Raylene thought about it. She wondered if maybe this whole cycle of fear and panic hadn’t started even while she’d been married. It wasn’t that her home had been a safe haven. Far from it, in fact. But in it, she had been free of the speculation that would have spread had people in her social circle ever spotted her with the kind of bruises that had been inflicted too many times to count.

Back then she’d lived a solitary life in many ways, living for quiet moments in the garden, where she’d nurtured her fragile plants the way she’d longed for someone to nurture her. Thinking about that brought on an overwhelming sense of nostalgia.

“I miss my garden,” she said softly, closing her eyes as she remembered it—purple, white and magenta azaleas in spring, a sea of tulips, then hollyhocks, summer phlox, golden lilies, shaded beds of impatiens and a tinkling waterfall amid a fragrant collection of rosebushes.

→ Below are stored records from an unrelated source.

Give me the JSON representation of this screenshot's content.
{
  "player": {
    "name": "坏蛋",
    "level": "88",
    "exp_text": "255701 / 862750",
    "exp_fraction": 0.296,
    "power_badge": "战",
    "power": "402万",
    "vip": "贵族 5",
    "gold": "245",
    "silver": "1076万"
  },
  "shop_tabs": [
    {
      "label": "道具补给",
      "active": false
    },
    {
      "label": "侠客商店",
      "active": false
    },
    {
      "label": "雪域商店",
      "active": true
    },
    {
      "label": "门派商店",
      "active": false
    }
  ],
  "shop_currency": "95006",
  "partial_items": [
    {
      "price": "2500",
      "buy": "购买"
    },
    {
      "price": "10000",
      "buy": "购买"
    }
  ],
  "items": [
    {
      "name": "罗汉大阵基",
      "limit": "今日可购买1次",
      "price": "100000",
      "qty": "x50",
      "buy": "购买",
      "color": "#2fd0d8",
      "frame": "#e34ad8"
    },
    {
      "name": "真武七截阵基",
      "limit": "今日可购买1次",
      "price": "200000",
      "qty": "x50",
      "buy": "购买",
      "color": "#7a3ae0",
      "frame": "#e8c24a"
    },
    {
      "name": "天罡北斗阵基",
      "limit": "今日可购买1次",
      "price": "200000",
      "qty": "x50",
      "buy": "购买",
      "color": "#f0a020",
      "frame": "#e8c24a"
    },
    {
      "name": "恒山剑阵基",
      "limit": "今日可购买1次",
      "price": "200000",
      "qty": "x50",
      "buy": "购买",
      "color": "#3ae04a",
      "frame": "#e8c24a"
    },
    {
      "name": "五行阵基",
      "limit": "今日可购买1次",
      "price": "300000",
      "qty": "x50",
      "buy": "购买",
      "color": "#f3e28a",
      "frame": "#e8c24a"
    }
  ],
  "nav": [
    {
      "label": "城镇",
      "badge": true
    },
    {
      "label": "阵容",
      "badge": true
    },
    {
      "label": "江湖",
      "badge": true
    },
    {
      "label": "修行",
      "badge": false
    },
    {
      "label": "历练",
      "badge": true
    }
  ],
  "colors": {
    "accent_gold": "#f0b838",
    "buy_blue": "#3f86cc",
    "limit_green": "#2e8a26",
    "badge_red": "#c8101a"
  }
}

“Planting flowers, watching the yard fill with color, even pulling the weeds. The doggone honeysuckle nearly drove me mad, but it smelled so sweet, I even loved that. And I loved the way the sun felt on my shoulders.”

In the year before she’d finally ended her marriage, she’d stopped gardening. Even now she shuddered at the memory of the rampage her husband had gone on, destroying all her hard work, leaving the rosebushes ruined, the flowers wilted and dying in a chaotic heap before he was done. In some ways, his savage attack on her garden had hurt as much as any of the physical attacks she’d endured.